Your Story Here
Mount Prospect, Illinois
When I first came to Carleton, I was scared. I remember being gathered in the chapel along with the rest of our class, swimming in anxiety. Here I was, one person, one set of experiences, bobbing along in a sea of people easily more talented and compelling than me. This, now admittedly irrational thought process, was reinforced when Dean of Admissions Paul Thibotout regaled the accomplishments of our fellow class mates in an attempt to inspire us. All it left me with was a sinking feeling that my future contributions were going to be limited because I hadn’t started a Dance Dance Revolution club, written a book for Novel-Writing Month or was a nationally ranked Magic card player.
Luckily, my deluded freshman mentality dissipated throughout my years as I began to engage more with Carleton, adjusting to the ebb and flow of the culture. I have always been humbled by the achievements of my classmates. However, as I began to find my own niche, my own pockets of passion, I became empowered in the sense that every one of us, me included, has a spark of something great, something distinct, and something to add to the mosaic that makes up our community.
In high school, my newspaper adviser taught me that everyone has a story. Every person, no matter how he or she may seem` on the surface is the star of a narrative, both original and strong. And after reflecting on my time at Carleton, it’s a lesson that brings into crystal clarity how much my insecurities had clouded my initial perspective.
Four years later, I have learned that everyone indeed has a story. I have met a kaleidoscope of individuals, each having lived through their own set of experiences, trials, and accomplishments. What has been especially enriching for me, has not been learning about the actual experiences themselves, but how people have created meaning from their own narrative, taken agency over how the events in their life have shaped their past, present, and their future.
As an editor for the Lens, a faux “New Yorker” style publication, it has been my pleasure to work with a sliver of the stories that my classmates have experienced.

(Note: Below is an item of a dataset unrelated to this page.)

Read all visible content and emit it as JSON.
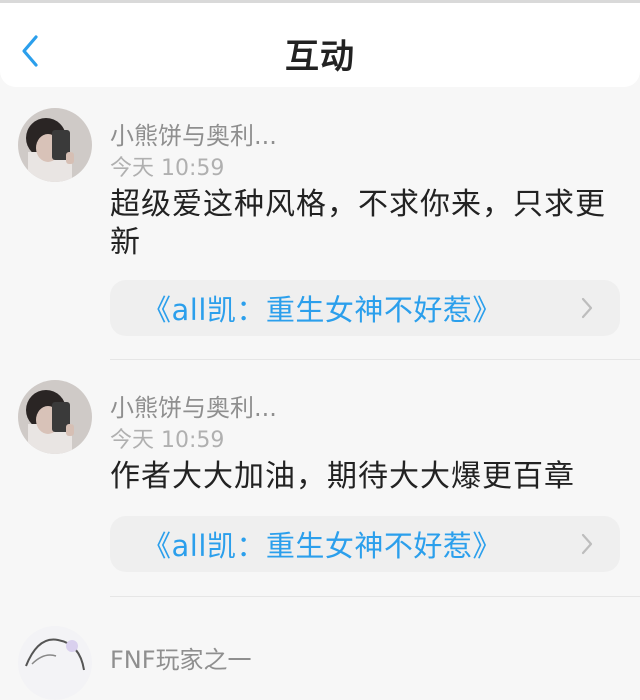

I have had the honor to edit and package these narratives and their meanings and present them back to the student body. In doing so, the hope is, that every one of us will learn from each other’s story, maybe even prompting us to tweak our own or at least tell it with a new and fresh wink.
I’ve worked with a girl who had to reconcile her identity after immersing herself in the spiritual rituals of the Navajo culture for a summer. I’ve gotten insight into how sand can inspire an enthralling dance performance. I learned of one student’s foray into the world of on-line dating. I have read how someone used a turkey sandwich as political fodder to take on a tyrannical School Board president.
But I use the Lens only as a case study for the nuanced and fascinating tales people have told. As I said, the Lens only represents a microcosm of the driven and colorful personalities that are woven into this campus’ fabric.
I know of people who have spent the entirety of their Tuesday evenings volunteering in Northfield, fueled by a passion for public health. Through fellowships, our classmates have found meaning in locations as diverse as rural Illinois to a Peruvian cave. Even on campus, I’ve witnessed students rally together to keep traditions alive. Everyone active and engaged, initiating the change they want to see.
We are all writers of our own story. And graduation is simply a time for us to take a step back and allow the ink to dry on the chapters we have already written, looking forward to the arcs, twists, and climaxes to come. Whatever clichéd metaphor you dust off in order to represent transition, the significance of today remains universal: we are on the brink of overwhelming possibilities, throwing caution to the wind as we forge ahead, and if we’re lucky, we won’t be catching our breaths anytime soon.
But more importantly, as we reflect on our own stories, our individual accomplishments, the kinds that Paul Thibotout will continue to quote to prospective students in the coming years, I for one, am not just leaving here as the only person who has put a pen to my pages. I am leaving here a product of all the stories I have witnessed and heard. I have been inspired, influenced, impressed, and at times even a little intimidated by my fellow Carls, but all of them have helped shape who I am and who I want to become. I feel privileged to have been exposed to a cohort of some of the most sharp-witted and stimulating people I have ever met and I feel assured that I am a much more fleshed out character because of it. Today, being the narrative junkie that I am, I look out and see around five hundred writers filled with tales waiting to be written. I see stories waiting to be lived, voices waiting to be heard. Carleton has taught me to be confident in my own story, and each of us should feel proud to go beyond and show how our narratives are bigger than the confines of this campus. Proud to show that everyone does have a story, and that ours, each and every one, is a story worth sharing.